Cerebrospinal fluid (CSF) total Tau levels vary widely in neurodegenerative disorders, thus being not useful in their discrimination over Alzheimer disease. No CSF marker for progressive supranuclear palsy (PSP) is currently available. The aim of this study was to characterise and measure Tau forms in order to verify the differential patterns among neurodegenerative disorders. Seventy-eight patients with neurodegenerative disorders and 26 controls were included in the study. Each patient underwent a standardised clinical and neuropsychological evaluation, MRI, and CSF total-Tau and phospho-Tau dosage. In CSF and cerebral cortex, a quantitative immunoprecipitation was developed. An extended (55 kDa), and a truncated (33 kDa) forms of Tau were recognised.
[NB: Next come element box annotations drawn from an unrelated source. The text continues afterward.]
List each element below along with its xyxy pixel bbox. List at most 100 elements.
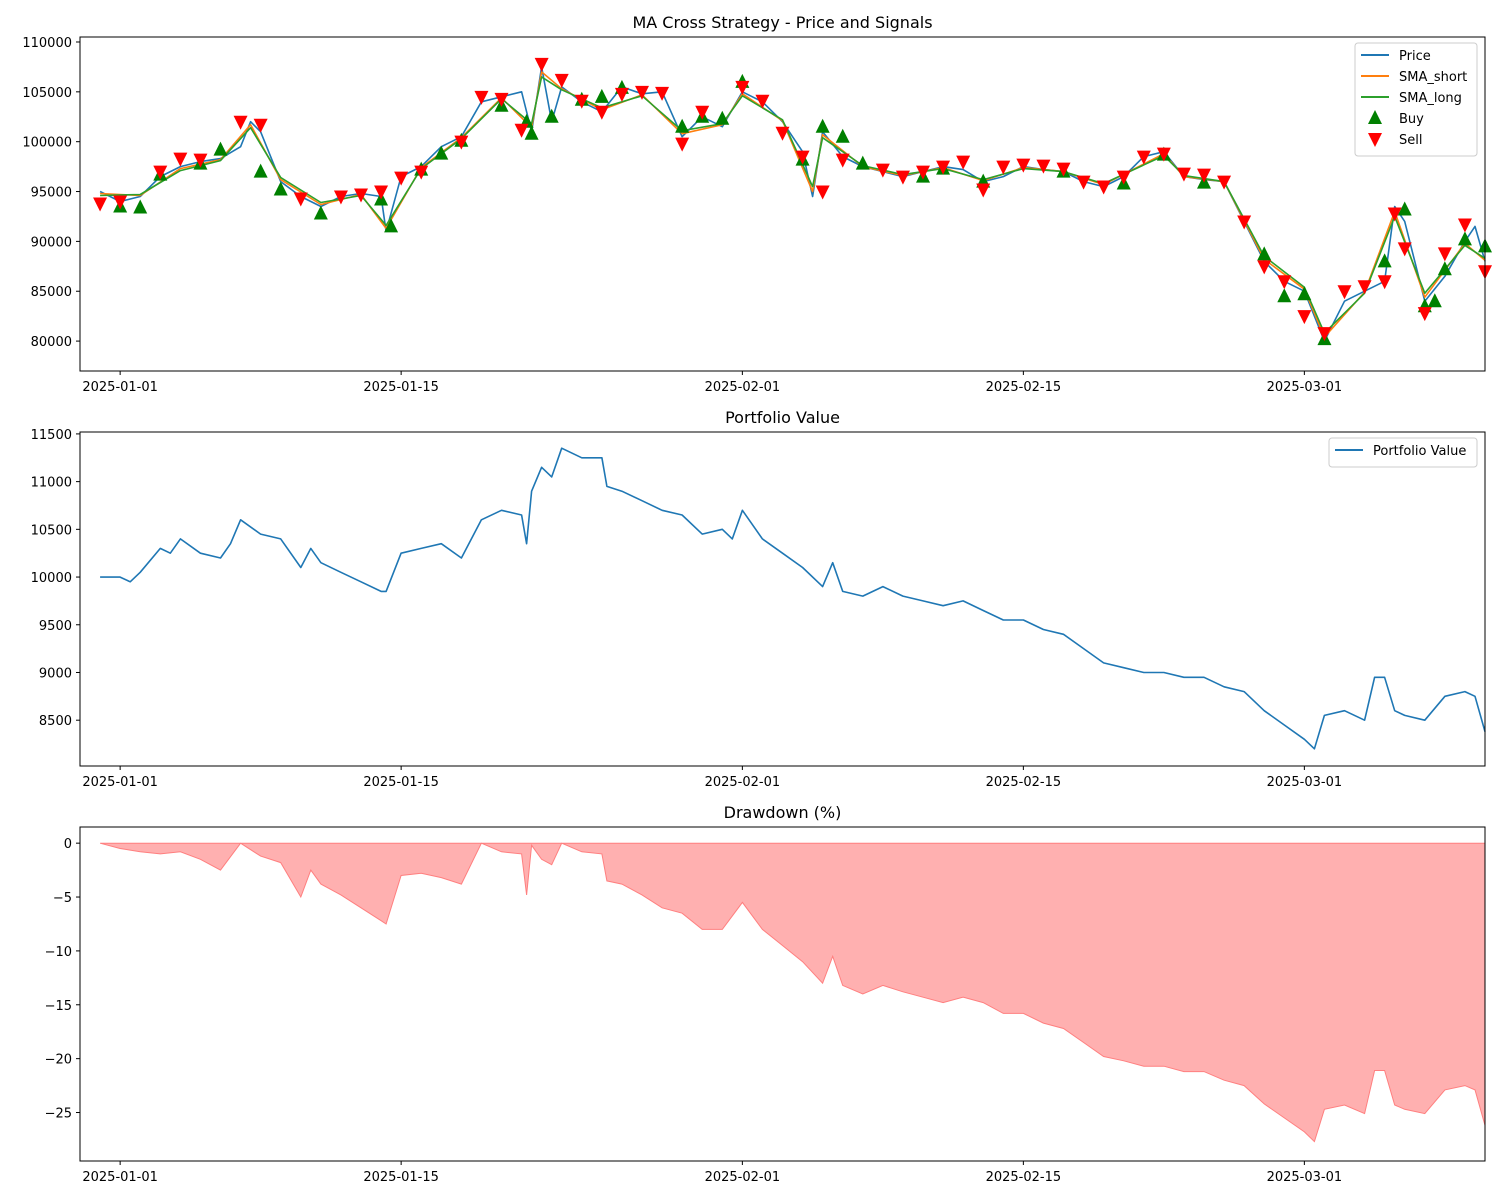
axes-frame (79, 826, 1486, 1162)
sell-marker (1417, 307, 1432, 322)
buy-marker (675, 118, 690, 133)
sell-marker (574, 94, 589, 109)
sell-marker (755, 94, 770, 109)
y-tick-label: 100000 (22, 136, 72, 151)
legend-label: Sell (1399, 133, 1422, 148)
sell-marker (1257, 260, 1272, 275)
sell-marker (996, 160, 1011, 175)
chart-title: MA Cross Strategy - Price and Signals (632, 13, 932, 32)
x-tick-label: 2025-03-01 (1267, 380, 1343, 395)
y-tick-label: 9500 (39, 619, 72, 634)
y-tick-label: 11000 (31, 476, 72, 491)
y-tick-label: 90000 (31, 235, 72, 250)
y-tick-label: 80000 (31, 335, 72, 350)
sell-marker (494, 92, 509, 107)
sell-marker (976, 183, 991, 198)
sell-marker (253, 118, 268, 133)
x-axis: 2025-01-01 2025-01-15 2025-02-01 2025-02-15… (82, 1161, 1342, 1185)
legend-label: SMA_short (1399, 70, 1467, 85)
legend-label: Buy (1399, 112, 1424, 127)
sell-marker (1437, 247, 1452, 262)
sell-marker (1377, 275, 1392, 290)
sell-marker (895, 170, 910, 185)
y-tick-label: 0 (64, 837, 72, 852)
sell-marker (1297, 310, 1312, 325)
buy-marker (273, 181, 288, 196)
sell-marker (614, 87, 629, 102)
sell-marker (1457, 218, 1472, 233)
buy-marker (213, 141, 228, 156)
chart-1: MA Cross Strategy - Price and Signals 800… (22, 13, 1492, 395)
sell-marker (1237, 215, 1252, 230)
sell-marker (374, 185, 389, 200)
drawdown-area (99, 842, 1486, 1143)
sell-marker (594, 105, 609, 120)
buy-marker (1397, 201, 1412, 216)
x-axis: 2025-01-01 2025-01-15 2025-02-01 2025-02-15… (82, 371, 1342, 395)
sell-marker (1036, 159, 1051, 174)
sell-marker (635, 85, 649, 100)
y-tick-label: −25 (45, 1107, 72, 1122)
sell-marker (835, 153, 850, 168)
legend-box (1328, 437, 1478, 468)
sell-marker (554, 73, 569, 88)
buy-marker (544, 108, 559, 123)
plot-area (99, 842, 1486, 1143)
buy-marker (1427, 293, 1442, 308)
series-line-portfolio-value (100, 447, 1486, 750)
sell-marker (534, 57, 549, 72)
axes-frame (79, 36, 1486, 372)
sell-marker (1156, 147, 1171, 162)
buy-marker (815, 118, 830, 133)
buy-marker (384, 218, 399, 233)
x-tick-label: 2025-01-01 (82, 380, 158, 395)
legend: Portfolio Value (1328, 437, 1478, 468)
x-tick-label: 2025-02-01 (705, 380, 781, 395)
sell-marker (1397, 242, 1412, 257)
legend-label: Portfolio Value (1373, 444, 1466, 459)
buy-marker (313, 205, 328, 220)
sell-marker (735, 80, 750, 95)
sell-marker (153, 165, 168, 180)
chart-title: Portfolio Value (725, 408, 840, 427)
legend-marker-buy (1368, 110, 1382, 124)
sell-marker (113, 195, 128, 210)
buy-marker (434, 145, 449, 160)
legend-label: Price (1399, 49, 1431, 64)
sell-marker (956, 155, 971, 170)
sell-marker (233, 115, 248, 130)
sell-marker (293, 192, 308, 207)
y-axis: 8500 9000 9500 10000 10500 11000 11500 (31, 428, 80, 729)
sell-marker (795, 150, 810, 165)
y-tick-label: 105000 (22, 86, 72, 101)
sell-marker (1096, 180, 1111, 195)
sell-marker (414, 165, 429, 180)
series-line-sma-long (100, 76, 1486, 334)
buy-marker (1457, 231, 1472, 246)
y-tick-label: 10500 (31, 523, 72, 538)
sell-marker (354, 188, 368, 203)
buy-marker (1297, 286, 1312, 301)
y-tick-label: 85000 (31, 285, 72, 300)
buy-marker (594, 88, 609, 103)
sell-marker (1337, 285, 1352, 300)
y-tick-label: 11500 (31, 428, 72, 443)
x-tick-label: 2025-01-15 (363, 775, 439, 790)
axes-frame (79, 431, 1486, 767)
sell-marker (1136, 150, 1151, 165)
sell-marker (173, 152, 188, 167)
sell-marker (936, 160, 951, 175)
sell-marker (775, 126, 790, 141)
sell-marker (454, 135, 469, 150)
sell-marker (474, 90, 489, 105)
y-tick-label: 8500 (39, 714, 72, 729)
sell-marker (514, 123, 529, 138)
legend-box (1354, 42, 1478, 157)
sell-marker (1387, 207, 1402, 222)
x-tick-label: 2025-02-15 (986, 775, 1062, 790)
sell-marker (1357, 280, 1372, 295)
buy-marker (1437, 261, 1452, 276)
series-line-price (99, 66, 1486, 342)
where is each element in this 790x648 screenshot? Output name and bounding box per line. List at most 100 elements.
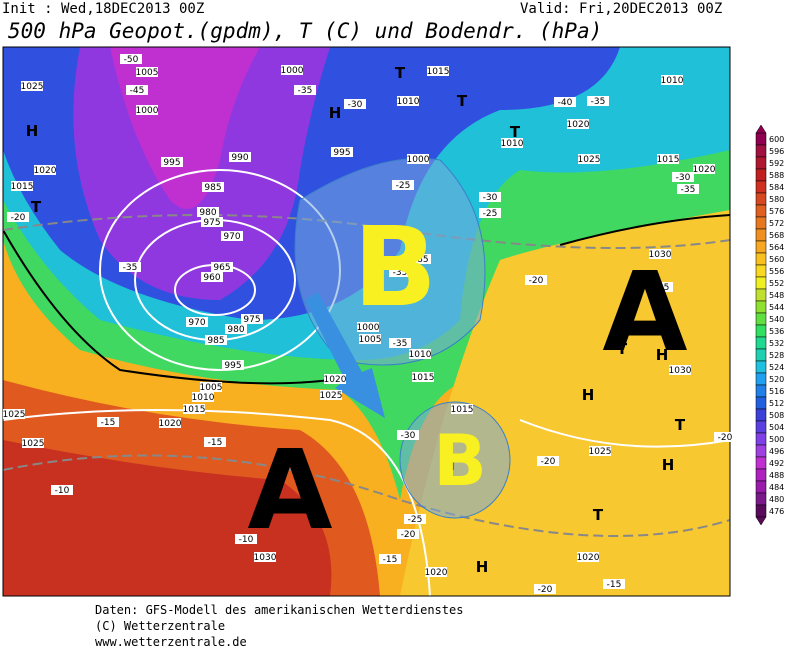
- label-box: [427, 66, 449, 76]
- contour-label: 1025: [589, 447, 612, 457]
- colorbar-label: 588: [769, 171, 784, 180]
- contour-label: -20: [11, 213, 26, 223]
- isobar: [559, 214, 730, 246]
- label-box: [202, 182, 224, 192]
- colorbar-swatch: [755, 396, 767, 410]
- pressure-center: T: [447, 456, 458, 474]
- contour-label: -35: [393, 339, 408, 349]
- contour-label: 1010: [661, 76, 684, 86]
- contour-label: -35: [123, 263, 138, 273]
- label-box: [359, 334, 381, 344]
- init-time: Init : Wed,18DEC2013 00Z: [2, 1, 204, 17]
- contour-label: -40: [558, 98, 573, 108]
- contour-label: 1020: [34, 166, 57, 176]
- isobar: [519, 419, 730, 448]
- contour-label: -25: [483, 209, 498, 219]
- label-box: [183, 404, 205, 414]
- label-box: [577, 552, 599, 562]
- label-box: [397, 529, 419, 539]
- colorbar-swatch: [755, 480, 767, 494]
- label-box: [281, 65, 303, 75]
- label-box: [235, 534, 257, 544]
- label-box: [136, 105, 158, 115]
- colorbar-label: 532: [769, 339, 784, 348]
- label-box: [677, 184, 699, 194]
- contour-label: 1010: [397, 97, 420, 107]
- label-box: [11, 181, 33, 191]
- contour-label: 1000: [357, 323, 380, 333]
- colorbar-label: 528: [769, 351, 784, 360]
- contour-label: -35: [591, 97, 606, 107]
- contour-label: -10: [239, 535, 254, 545]
- contour-label: 995: [163, 158, 180, 168]
- contour-label: 1025: [320, 391, 343, 401]
- contour-label: 965: [213, 263, 230, 273]
- colorbar-swatch: [755, 348, 767, 362]
- system-letter: B: [353, 203, 437, 331]
- label-box: [534, 584, 556, 594]
- colorbar-label: 544: [769, 303, 784, 312]
- colorbar-swatch: [755, 156, 767, 170]
- isobar: [3, 409, 431, 596]
- colorbar-swatch: [755, 180, 767, 194]
- label-box: [589, 446, 611, 456]
- contour-label: -50: [124, 55, 139, 65]
- contour-label: -20: [538, 585, 553, 595]
- colorbar-label: 484: [769, 483, 784, 492]
- label-box: [397, 96, 419, 106]
- contour-label: -30: [676, 173, 691, 183]
- isobar: [3, 229, 331, 385]
- colorbar-end: [755, 124, 767, 134]
- colorbar-swatch: [755, 264, 767, 278]
- colorbar-label: 500: [769, 435, 784, 444]
- colorbar-label: 508: [769, 411, 784, 420]
- colorbar-label: 504: [769, 423, 784, 432]
- label-box: [320, 390, 342, 400]
- label-box: [357, 322, 379, 332]
- colorbar-swatch: [755, 216, 767, 230]
- colorbar-swatch: [755, 288, 767, 302]
- label-box: [657, 154, 679, 164]
- pressure-center: T: [457, 92, 468, 110]
- colorbar-swatch: [755, 132, 767, 146]
- colorbar-swatch: [755, 300, 767, 314]
- colorbar-label: 488: [769, 471, 784, 480]
- label-box: [525, 275, 547, 285]
- contour-label: 1025: [21, 82, 44, 92]
- colorbar-label: 600: [769, 135, 784, 144]
- contour-label: 1015: [412, 373, 435, 383]
- colorbar-swatch: [755, 204, 767, 218]
- pressure-center: H: [656, 346, 669, 364]
- label-box: [229, 152, 251, 162]
- map-title: 500 hPa Geopot.(gpdm), T (C) und Bodendr…: [8, 19, 602, 43]
- colorbar-label: 516: [769, 387, 784, 396]
- contour-label: 1020: [693, 165, 716, 175]
- colorbar: 600 596 592 588 584 580 576 572 568 564 560 556 552 5…: [755, 124, 784, 526]
- label-box: [222, 360, 244, 370]
- arrow: [305, 292, 385, 418]
- label-box: [204, 437, 226, 447]
- contour-label: 1000: [281, 66, 304, 76]
- contour-label: 970: [223, 232, 240, 242]
- contour-label: 1020: [159, 419, 182, 429]
- colorbar-swatch: [755, 324, 767, 338]
- label-box: [119, 262, 141, 272]
- hot: [3, 440, 332, 596]
- colorbar-swatch: [755, 336, 767, 350]
- contour-label: 1010: [501, 139, 524, 149]
- colorbar-label: 536: [769, 327, 784, 336]
- label-box: [578, 154, 600, 164]
- label-box: [161, 157, 183, 167]
- label-box: [392, 180, 414, 190]
- pressure-center: H: [582, 386, 595, 404]
- label-box: [241, 314, 263, 324]
- label-box: [159, 418, 181, 428]
- colorbar-swatch: [755, 444, 767, 458]
- contour-label: 1030: [649, 250, 672, 260]
- label-box: [672, 172, 694, 182]
- contour-label: 1020: [425, 568, 448, 578]
- label-box: [120, 54, 142, 64]
- label-box: [651, 282, 673, 292]
- label-box: [225, 324, 247, 334]
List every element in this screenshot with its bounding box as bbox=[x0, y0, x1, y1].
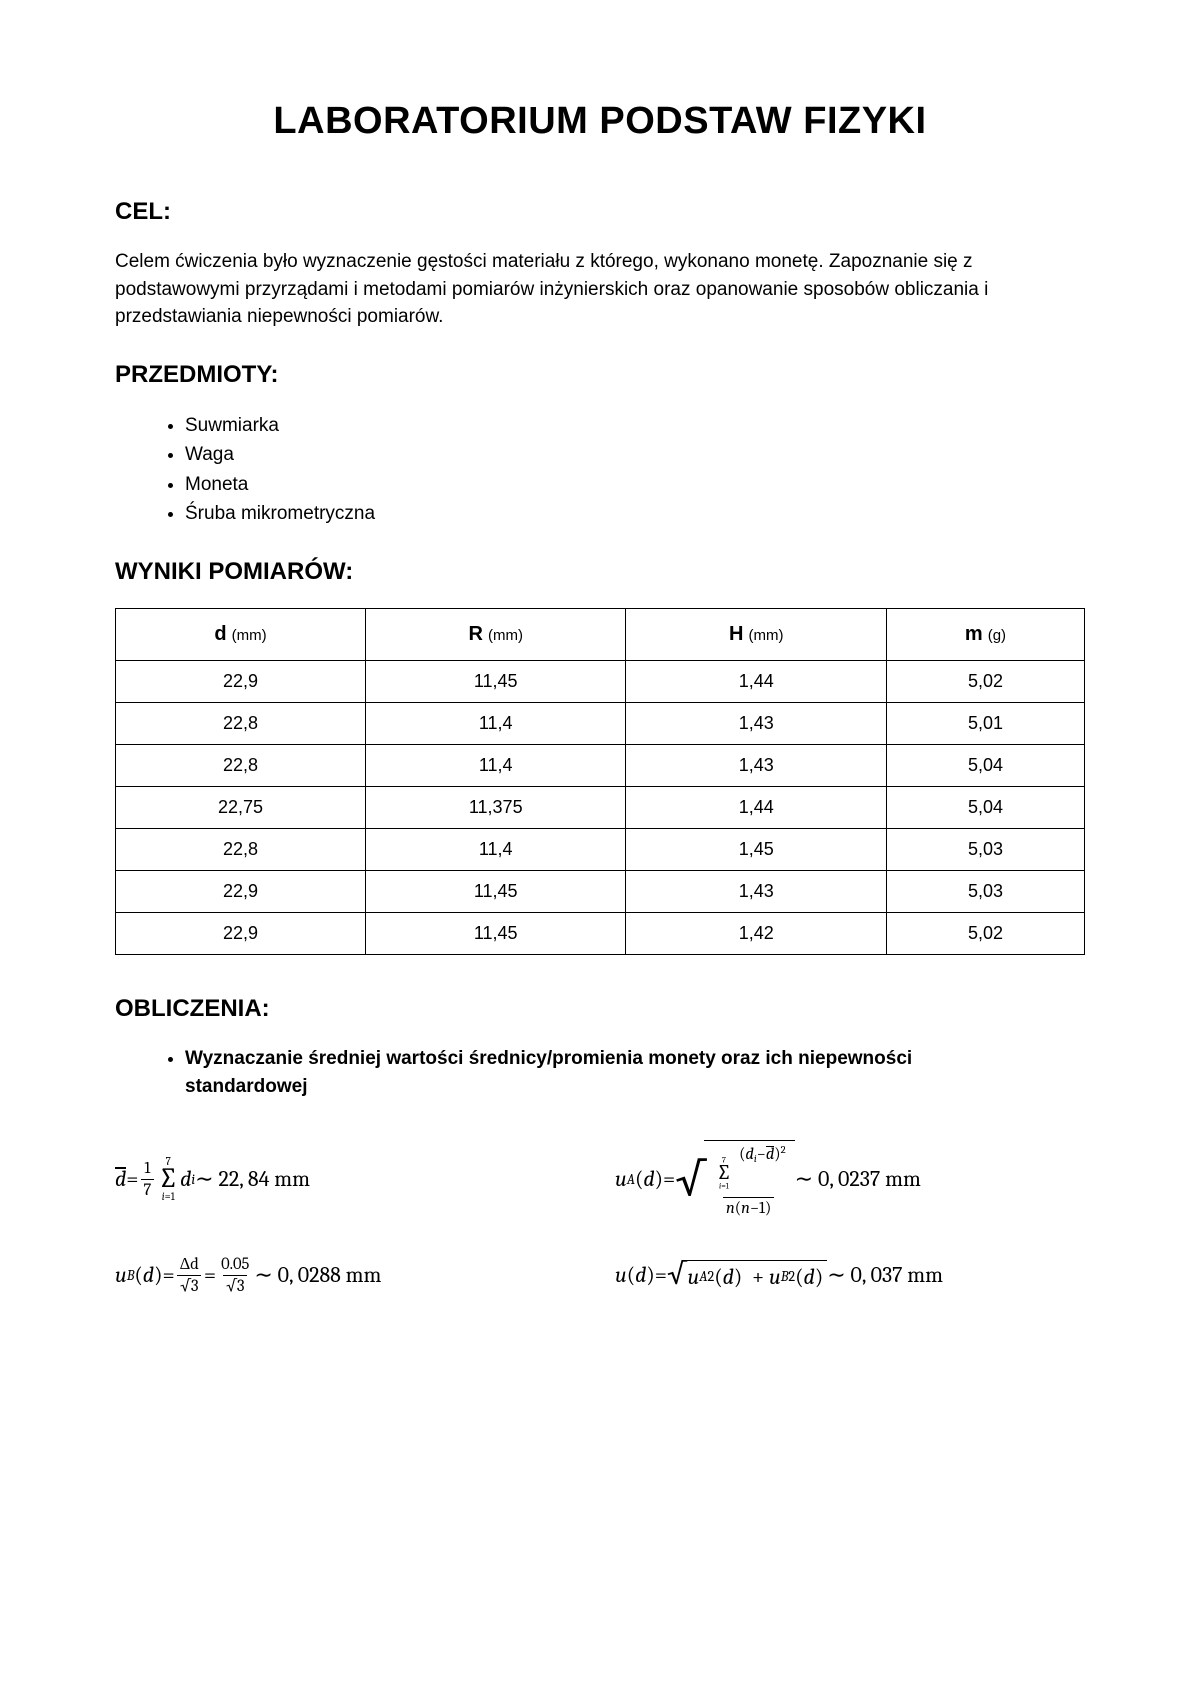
heading-cel: CEL: bbox=[115, 198, 1085, 226]
table-cell: 22,9 bbox=[116, 913, 366, 955]
table-cell: 5,04 bbox=[886, 745, 1084, 787]
list-item: Moneta bbox=[185, 470, 1085, 499]
table-cell: 1,42 bbox=[626, 913, 886, 955]
table-row: 22,911,451,445,02 bbox=[116, 661, 1085, 703]
table-cell: 5,03 bbox=[886, 871, 1084, 913]
table-row: 22,7511,3751,445,04 bbox=[116, 787, 1085, 829]
col-d: d (mm) bbox=[116, 609, 366, 661]
table-cell: 11,4 bbox=[365, 829, 625, 871]
col-r: R (mm) bbox=[365, 609, 625, 661]
table-cell: 1,44 bbox=[626, 787, 886, 829]
formulas-block: d=17 7∑i=1 di∼ 22, 84 mm uA(d)=√ 7∑i=1 (… bbox=[115, 1140, 1085, 1296]
col-h: H (mm) bbox=[626, 609, 886, 661]
table-row: 22,811,41,435,01 bbox=[116, 703, 1085, 745]
table-row: 22,811,41,435,04 bbox=[116, 745, 1085, 787]
formula-mean-d: d=17 7∑i=1 di∼ 22, 84 mm bbox=[115, 1140, 585, 1218]
table-cell: 1,43 bbox=[626, 745, 886, 787]
table-cell: 11,45 bbox=[365, 871, 625, 913]
table-cell: 5,02 bbox=[886, 661, 1084, 703]
table-cell: 5,01 bbox=[886, 703, 1084, 745]
table-cell: 5,02 bbox=[886, 913, 1084, 955]
table-cell: 5,03 bbox=[886, 829, 1084, 871]
table-cell: 1,43 bbox=[626, 703, 886, 745]
table-cell: 22,75 bbox=[116, 787, 366, 829]
list-item: Śruba mikrometryczna bbox=[185, 499, 1085, 528]
table-row: 22,911,451,425,02 bbox=[116, 913, 1085, 955]
formula-ua: uA(d)=√ 7∑i=1 (di−d)2 n(n−1) ∼ 0, 0237 m… bbox=[615, 1140, 1085, 1218]
table-cell: 11,45 bbox=[365, 913, 625, 955]
przedmioty-list: Suwmiarka Waga Moneta Śruba mikrometrycz… bbox=[115, 411, 1085, 529]
obliczenia-list: Wyznaczanie średniej wartości średnicy/p… bbox=[115, 1045, 1085, 1100]
table-row: 22,811,41,455,03 bbox=[116, 829, 1085, 871]
obliczenia-bullet: Wyznaczanie średniej wartości średnicy/p… bbox=[185, 1045, 1085, 1100]
formula-ub: uB(d)=Δd√3=0.05√3∼ 0, 0288 mm bbox=[115, 1254, 585, 1296]
table-cell: 22,8 bbox=[116, 703, 366, 745]
table-cell: 1,45 bbox=[626, 829, 886, 871]
table-cell: 1,43 bbox=[626, 871, 886, 913]
cel-text: Celem ćwiczenia było wyznaczenie gęstośc… bbox=[115, 248, 1085, 331]
heading-wyniki: WYNIKI POMIARÓW: bbox=[115, 558, 1085, 586]
heading-przedmioty: PRZEDMIOTY: bbox=[115, 361, 1085, 389]
list-item: Waga bbox=[185, 440, 1085, 469]
table-cell: 11,4 bbox=[365, 703, 625, 745]
table-cell: 5,04 bbox=[886, 787, 1084, 829]
table-header-row: d (mm) R (mm) H (mm) m (g) bbox=[116, 609, 1085, 661]
table-cell: 22,9 bbox=[116, 661, 366, 703]
table-cell: 11,4 bbox=[365, 745, 625, 787]
table-cell: 11,375 bbox=[365, 787, 625, 829]
table-cell: 22,8 bbox=[116, 829, 366, 871]
table-cell: 11,45 bbox=[365, 661, 625, 703]
col-m: m (g) bbox=[886, 609, 1084, 661]
page-title: LABORATORIUM PODSTAW FIZYKI bbox=[115, 100, 1085, 143]
table-cell: 1,44 bbox=[626, 661, 886, 703]
list-item: Suwmiarka bbox=[185, 411, 1085, 440]
measurements-table: d (mm) R (mm) H (mm) m (g) 22,911,451,44… bbox=[115, 608, 1085, 955]
formula-u: u(d)=√ uA2(d) + uB2(d) ∼ 0, 037 mm bbox=[615, 1254, 1085, 1296]
table-row: 22,911,451,435,03 bbox=[116, 871, 1085, 913]
table-cell: 22,9 bbox=[116, 871, 366, 913]
table-cell: 22,8 bbox=[116, 745, 366, 787]
heading-obliczenia: OBLICZENIA: bbox=[115, 995, 1085, 1023]
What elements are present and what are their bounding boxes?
CSF samples were assayed, the optical density of the two Tau forms was measured, and the ratio calculated (Tau ratio, 33 kDa/55 kDa forms). Tau ratio 33 kDa/55 kDa was significantly decreased in patients with PSP (0.46+/-0.16) when compared to controls, including healthy subjects (1.16+/-0.46, P=0.002) and Alzheimer disease (1.38+/-0.68, P<0.001), and when compared to frontotemporal dementia (0.98+/-0.30, P=0.008) or corticobasal degeneration syndrome (0.98+/-0.48, P=0.02). Moreover, in PSP patients Tau form ratio was lower than in other neurodegenerative extrapyramidal disorders, such as Parkinson disease (1.16+/-0.26, P=0.002) and dementia with lewy bodies (1.44+/-0.48, P<0.001). Tau ratio 33 kDa/55 kDa did not correlate either with demographic characteristics, cognitive performances or with motor impairment severity. Truncated Tau production shows a different pattern in PSP compared to other neurodegenerative disorders, supporting the view of disease-specific pathological pathways. These findings are promising in suggesting the identification of a marker for PSP diagnosis in clinical practice.